Analistas Criticam Programa de Renovação de Frota do Governo Federal

Recentemente, o programa de renovação de frota, anunciado pelo Governo Federal e que se estenderá até junho de 2026, tem gerado intensos debates entre especialistas. Com um montante de R$ 10 bilhões — sendo R$ 6 bilhões do Governo e R$ 4 bilhões do BNDES — a proposta visa facilitar a compra de caminhões novos e seminovos fabricados a partir de 2012, permitindo a troca de veículos antigos para sucateamento.

Entretanto, as críticas não tardaram a surgir, não apenas pela proximidade do período eleitoral, mas também pela dificuldade do governo em equilibrar suas contas. Em análises anteriores, o programa foi comparado ao Pró-Caminhoneiro, que vigorou entre 2009 e 2016 e, embora tenha impulsionado as vendas de caminhões, levou a uma saturação do mercado e uma subsequente crise nos preços de frete, resultando na greve de 2018.

Outro ponto frequentemente mencionado é a destinação de apenas 10% do orçamento do programa para pequenos transportadores, como caminhoneiros autônomos e cooperativas. Essa concentração de recursos pode prejudicar esse público, favorecendo grandes transportadoras em detrimento dos pequenos operadores, que enfrentam maiores dificuldades financeiras.

Especialistas alertam que o elevado valor destinado à compra de novos veículos, se não estiver aliado a uma demanda real, pode trazer consequências negativas. Para Milad Kalume, especialista em automotivo, o aumento na oferta de caminhões pode não se acompanhar na mesma proporção pela demanda, o que comprometeria os preços dos fretes e impactaria diretamente os caminhoneiros, especialmente os autônomos.

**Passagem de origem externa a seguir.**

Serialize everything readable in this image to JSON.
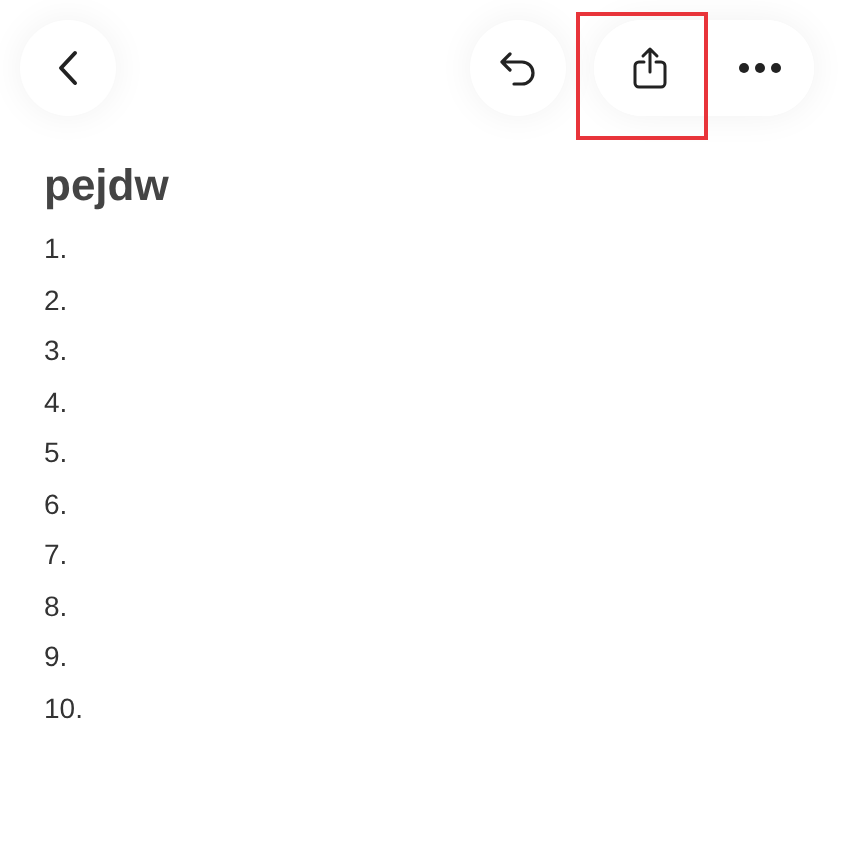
{
  "toolbar": [
    {
      "kind": "back",
      "highlighted": false
    },
    {
      "kind": "undo",
      "highlighted": false
    },
    {
      "kind": "share",
      "highlighted": true
    },
    {
      "kind": "more",
      "highlighted": false
    }
  ],
  "title": "pejdw",
  "list": [
    "1.",
    "2.",
    "3.",
    "4.",
    "5.",
    "6.",
    "7.",
    "8.",
    "9.",
    "10."
  ]
}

A situação da frota brasileira, que possui uma idade média de 14,1 anos, clama por uma renovação estruturada. Muitos caminhões, especialmente aqueles operados por autônomos, estão próximos do fim de sua vida útil. Investir em um programa bem estruturado de renovação não apenas modernizaria a frota, mas também poderia melhorar a eficiência do transporte e, consequentemente, a mobilidade no país.

Considerando o atual contexto econômico e as variadas necessidades do setor de transporte, é essencial discutir e avaliar de forma crítica a melhor forma de investir esses recursos, priorizando um equilíbrio que beneficie tanto os grandes quanto os pequenos transportadores.